Rep. Joe Heck Calls Social Security A ‘Pyramid Scheme’ That ‘Isn’t Working’

Tea Party freshman Rep. Joe Heck (R-NV) is furiously backpedaling today after he was caught on video calling Social Security a “pyramid scheme” that “isn’t working.” While speaking to a group of constituents about his approval for plans that would radically change beloved American entitlement programs, Heck had this to say about the country’s most important social safety net:

HECK: The kid who’s 18 years old — should that kid have to work to age 70? I don’t know but that could be a possibility to try to make this program work. Because look — Social Security started in 1935. … Fast forward to now. Full retirement age is 67 and the life span is 80. So when they first conceived Social Security they didn’t think they were going to be paying benefits for 13, 15 years. That’s one of the reasons why this pyramid scheme isn’t working.

Watch the video, courtesy of Americans United for Change:

Heck’s words touched off an instant uproar among his constituents, who immediately began shouting him down and challenging his disparaging characterization. He also falsely claimed at the outset of his remarks: “No one is talking about raising the retirement age.” Heck appears to be the latest Republican to take his talking points directly from the Tea Party group FreedomWorks, run by former House Majority Leader Dick Armey (R). At a conference for conservative activists, Armey called Social Security a “Ponzi scheme” that steals people’s money “under false pretenses.”

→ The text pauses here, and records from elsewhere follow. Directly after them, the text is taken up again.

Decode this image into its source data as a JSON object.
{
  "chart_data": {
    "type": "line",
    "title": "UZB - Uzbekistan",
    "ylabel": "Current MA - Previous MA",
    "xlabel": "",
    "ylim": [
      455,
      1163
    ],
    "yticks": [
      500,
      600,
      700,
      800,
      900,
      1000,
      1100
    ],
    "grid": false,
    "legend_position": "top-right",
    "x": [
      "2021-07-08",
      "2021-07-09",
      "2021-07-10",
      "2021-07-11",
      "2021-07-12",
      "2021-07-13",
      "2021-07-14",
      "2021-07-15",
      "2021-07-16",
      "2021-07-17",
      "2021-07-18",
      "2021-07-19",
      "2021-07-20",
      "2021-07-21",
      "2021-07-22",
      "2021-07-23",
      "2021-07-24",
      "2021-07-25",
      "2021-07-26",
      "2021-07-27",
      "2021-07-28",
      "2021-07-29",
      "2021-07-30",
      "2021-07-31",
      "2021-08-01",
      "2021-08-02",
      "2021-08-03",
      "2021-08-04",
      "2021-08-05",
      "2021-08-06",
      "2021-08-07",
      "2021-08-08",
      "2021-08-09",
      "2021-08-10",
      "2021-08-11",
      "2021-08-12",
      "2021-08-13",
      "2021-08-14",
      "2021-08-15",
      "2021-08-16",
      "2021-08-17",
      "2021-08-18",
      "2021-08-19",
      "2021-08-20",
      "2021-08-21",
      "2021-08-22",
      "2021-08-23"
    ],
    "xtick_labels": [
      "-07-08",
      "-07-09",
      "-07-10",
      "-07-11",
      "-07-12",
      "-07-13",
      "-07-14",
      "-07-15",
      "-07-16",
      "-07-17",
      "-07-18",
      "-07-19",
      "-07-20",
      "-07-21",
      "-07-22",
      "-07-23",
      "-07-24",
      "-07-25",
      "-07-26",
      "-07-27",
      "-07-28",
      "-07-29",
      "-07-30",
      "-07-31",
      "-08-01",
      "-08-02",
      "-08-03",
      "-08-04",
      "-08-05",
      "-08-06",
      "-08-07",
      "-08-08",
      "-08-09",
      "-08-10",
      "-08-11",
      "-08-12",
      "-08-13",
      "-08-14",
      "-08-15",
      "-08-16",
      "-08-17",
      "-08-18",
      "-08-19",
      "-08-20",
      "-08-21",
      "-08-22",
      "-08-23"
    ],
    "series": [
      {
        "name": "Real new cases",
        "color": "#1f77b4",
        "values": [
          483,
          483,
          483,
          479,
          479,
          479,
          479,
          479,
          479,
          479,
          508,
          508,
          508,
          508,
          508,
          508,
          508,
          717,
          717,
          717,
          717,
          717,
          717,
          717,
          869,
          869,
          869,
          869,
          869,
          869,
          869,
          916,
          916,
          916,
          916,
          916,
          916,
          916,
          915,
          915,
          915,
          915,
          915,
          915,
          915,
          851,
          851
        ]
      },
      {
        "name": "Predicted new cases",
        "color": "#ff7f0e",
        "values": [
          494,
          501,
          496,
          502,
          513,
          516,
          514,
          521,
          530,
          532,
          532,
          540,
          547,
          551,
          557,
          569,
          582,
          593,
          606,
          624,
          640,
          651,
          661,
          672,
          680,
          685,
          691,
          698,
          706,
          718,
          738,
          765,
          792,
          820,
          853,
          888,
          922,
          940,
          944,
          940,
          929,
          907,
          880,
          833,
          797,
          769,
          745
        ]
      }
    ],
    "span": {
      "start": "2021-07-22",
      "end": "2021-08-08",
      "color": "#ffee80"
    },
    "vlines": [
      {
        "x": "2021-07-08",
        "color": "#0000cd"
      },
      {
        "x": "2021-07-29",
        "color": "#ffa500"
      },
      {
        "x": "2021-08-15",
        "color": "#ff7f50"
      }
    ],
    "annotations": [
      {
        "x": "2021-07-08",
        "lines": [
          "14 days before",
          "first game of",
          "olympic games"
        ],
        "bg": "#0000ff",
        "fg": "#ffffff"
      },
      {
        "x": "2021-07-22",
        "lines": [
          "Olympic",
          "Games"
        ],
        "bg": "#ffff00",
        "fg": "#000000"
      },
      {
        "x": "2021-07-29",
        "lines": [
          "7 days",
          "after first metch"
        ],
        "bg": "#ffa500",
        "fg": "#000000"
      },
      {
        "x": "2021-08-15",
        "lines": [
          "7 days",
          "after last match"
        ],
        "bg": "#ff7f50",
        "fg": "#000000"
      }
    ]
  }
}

Nevada journalist Jon Ralston reported that Heck has been trying to walk back his comments. Heck first said, “I regret that I misspoke” and added, “Those who have followed my position know that I am fully committed to protecting the promise of Social Security.”

Contrary to Heck’s opinion, Social Security has actually worked amazingly well since its inception, lifting millions of disabled and senior citizens out of poverty. It remains indispensable: the median income for senior households is $24,000, and Social Security provides the majority of income for two-thirds of our elderly.

Despite numerous polls and an electoral upset that illustrate just how unpopular their position is, Republicans can’t seem to take the hint that Americans overwhelmingly like and depend on entitlement programs like Social Security and Medicare. After paying into them their entire careers, Americans expect these programs to remain intact to support them when they need it. There is simply no appetite for Republican efforts to abolish them, or tolerance for lawmakers who disparage them. Yet congressional Republicans remain defiant to public opinion and are sticking with their plans to end Medicare.